LoisLane66 · 08/08/2021 10:39

Cocolapew
I really don't know as to whether they paid for the bear or not. They were regulars on the cruises operated by that company. Took 5 or 6 every year, Caribbean, and world cruises mostly. They/were are a British couple in their late 50s.
Because of their high value spend, the company might have 'comp'd' the bear like when high rollers play the casinos, the casino often comp them...pay their hotel and food expenses.

Cocolapew · 08/08/2021 10:45

@LoisLane66

Cocolapew I really don't know as to whether they paid for the bear or not. They were regulars on the cruises operated by that company. Took 5 or 6 every year, Caribbean, and world cruises mostly. They/were are a British couple in their late 50s. Because of their high value spend, the company might have 'comp'd' the bear like when high rollers play the casinos, the casino often comp them...pay their hotel and food expenses.
Thanks Lois, 5 or 6 cruises a year Shock it's probably worth giving a teddy a plate of scampi and chips then Grin
Iamthewombat · 08/08/2021 12:01

[quote BrimFullOfAsher]**@iamthewombat* and @loislane66 surely HE perused the menu, not IT*[/quote]
HAHAHAHAHA

Tigerstripe20 · 08/08/2021 18:45

I have travelled a lot and do seem to have that ;weirdo attractant" about me..
I always seem to get asked directions, Norway, Spain, China, USA , Canada people have made a beeline for me in the street to ask if I know where such and such is and how to get there.
And I have met some crackers on planes over the last 30 years- A girl who had been left by her mates on Greece had broken her leg and was being repatriated home screamed the plane down when water started coming through the overhead compartments that we were all going to die ( turned out someone had put a bottle of water in the overhead and it was leaking)
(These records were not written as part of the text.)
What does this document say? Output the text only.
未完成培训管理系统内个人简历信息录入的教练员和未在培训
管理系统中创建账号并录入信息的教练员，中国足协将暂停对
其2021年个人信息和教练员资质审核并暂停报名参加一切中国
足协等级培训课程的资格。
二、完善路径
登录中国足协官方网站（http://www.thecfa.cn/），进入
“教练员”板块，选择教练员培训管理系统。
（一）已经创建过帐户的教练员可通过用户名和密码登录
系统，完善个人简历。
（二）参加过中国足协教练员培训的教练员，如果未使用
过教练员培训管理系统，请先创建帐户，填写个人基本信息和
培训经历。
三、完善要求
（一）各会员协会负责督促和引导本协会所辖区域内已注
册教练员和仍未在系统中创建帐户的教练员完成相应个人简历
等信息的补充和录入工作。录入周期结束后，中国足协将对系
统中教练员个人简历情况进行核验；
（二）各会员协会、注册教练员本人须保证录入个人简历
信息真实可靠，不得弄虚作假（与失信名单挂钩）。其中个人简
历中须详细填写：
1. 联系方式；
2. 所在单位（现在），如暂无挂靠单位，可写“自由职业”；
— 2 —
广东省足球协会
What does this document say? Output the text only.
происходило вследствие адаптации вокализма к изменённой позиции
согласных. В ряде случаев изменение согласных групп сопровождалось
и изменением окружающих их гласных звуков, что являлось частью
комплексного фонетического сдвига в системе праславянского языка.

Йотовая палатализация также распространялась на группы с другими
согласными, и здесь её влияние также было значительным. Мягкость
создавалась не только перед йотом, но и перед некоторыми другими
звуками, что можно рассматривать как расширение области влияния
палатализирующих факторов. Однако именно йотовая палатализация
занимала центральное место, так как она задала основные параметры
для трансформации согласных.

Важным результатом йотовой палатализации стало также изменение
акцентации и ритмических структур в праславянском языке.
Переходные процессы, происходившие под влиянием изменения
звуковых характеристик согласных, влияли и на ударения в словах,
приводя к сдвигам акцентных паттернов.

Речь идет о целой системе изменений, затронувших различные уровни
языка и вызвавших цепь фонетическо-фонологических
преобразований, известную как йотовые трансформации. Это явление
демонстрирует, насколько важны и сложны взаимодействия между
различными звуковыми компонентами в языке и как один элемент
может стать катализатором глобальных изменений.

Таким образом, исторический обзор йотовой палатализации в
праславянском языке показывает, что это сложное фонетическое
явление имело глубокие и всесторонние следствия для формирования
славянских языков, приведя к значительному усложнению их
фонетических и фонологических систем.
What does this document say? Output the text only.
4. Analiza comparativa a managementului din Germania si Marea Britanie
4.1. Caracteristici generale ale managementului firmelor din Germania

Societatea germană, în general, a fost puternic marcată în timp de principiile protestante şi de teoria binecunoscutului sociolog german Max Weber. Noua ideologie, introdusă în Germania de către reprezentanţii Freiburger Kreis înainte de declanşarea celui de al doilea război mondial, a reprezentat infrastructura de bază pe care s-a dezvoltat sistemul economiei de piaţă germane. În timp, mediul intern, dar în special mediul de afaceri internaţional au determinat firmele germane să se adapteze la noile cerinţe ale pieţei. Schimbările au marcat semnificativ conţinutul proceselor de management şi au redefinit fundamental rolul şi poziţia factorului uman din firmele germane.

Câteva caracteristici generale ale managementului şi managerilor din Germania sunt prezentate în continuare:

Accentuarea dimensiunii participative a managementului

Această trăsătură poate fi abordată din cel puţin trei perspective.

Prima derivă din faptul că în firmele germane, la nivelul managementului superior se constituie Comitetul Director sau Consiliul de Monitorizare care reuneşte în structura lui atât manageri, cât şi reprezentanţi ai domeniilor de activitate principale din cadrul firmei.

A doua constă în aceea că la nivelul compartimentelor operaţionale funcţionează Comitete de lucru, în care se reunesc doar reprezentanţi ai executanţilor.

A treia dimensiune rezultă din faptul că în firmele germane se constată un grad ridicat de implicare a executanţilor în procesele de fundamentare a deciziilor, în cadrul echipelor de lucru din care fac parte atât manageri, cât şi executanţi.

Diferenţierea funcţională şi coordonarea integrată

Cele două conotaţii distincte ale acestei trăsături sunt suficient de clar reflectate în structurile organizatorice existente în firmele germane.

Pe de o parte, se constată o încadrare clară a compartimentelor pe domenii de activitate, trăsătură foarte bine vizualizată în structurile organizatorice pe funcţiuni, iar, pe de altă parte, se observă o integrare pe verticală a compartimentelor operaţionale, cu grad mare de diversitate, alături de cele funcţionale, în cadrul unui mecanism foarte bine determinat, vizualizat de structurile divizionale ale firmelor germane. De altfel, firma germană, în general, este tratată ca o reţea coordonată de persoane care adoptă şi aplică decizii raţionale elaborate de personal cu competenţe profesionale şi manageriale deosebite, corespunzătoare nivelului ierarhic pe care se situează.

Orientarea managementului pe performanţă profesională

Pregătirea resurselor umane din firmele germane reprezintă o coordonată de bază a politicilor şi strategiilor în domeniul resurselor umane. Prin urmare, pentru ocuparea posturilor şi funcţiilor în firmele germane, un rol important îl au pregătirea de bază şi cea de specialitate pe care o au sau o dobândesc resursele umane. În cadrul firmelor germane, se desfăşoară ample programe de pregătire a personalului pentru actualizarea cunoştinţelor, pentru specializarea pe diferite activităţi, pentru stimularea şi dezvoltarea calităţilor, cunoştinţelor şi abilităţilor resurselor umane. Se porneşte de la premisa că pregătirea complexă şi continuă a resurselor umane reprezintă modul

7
A very drunk guy on a plane from New York threw up all over himself and fell asleep on being woken by cabin crew demanded to know who had thrown vomit on him.

London - Melbourne- Guy next to me super friendly we chatted about all sorts of things for a couple of hours and then he turned his back on me and got very upset if I dared ask him to let me out to go to the toilet for the next 11 hours, he was chewing gum the whole time, when I landed in Australia it turned out he had stuck gum all over the back of my trousers.

BrozTito · 08/08/2021 19:14

Are you sure that wasnt Fidel Castro, unefois?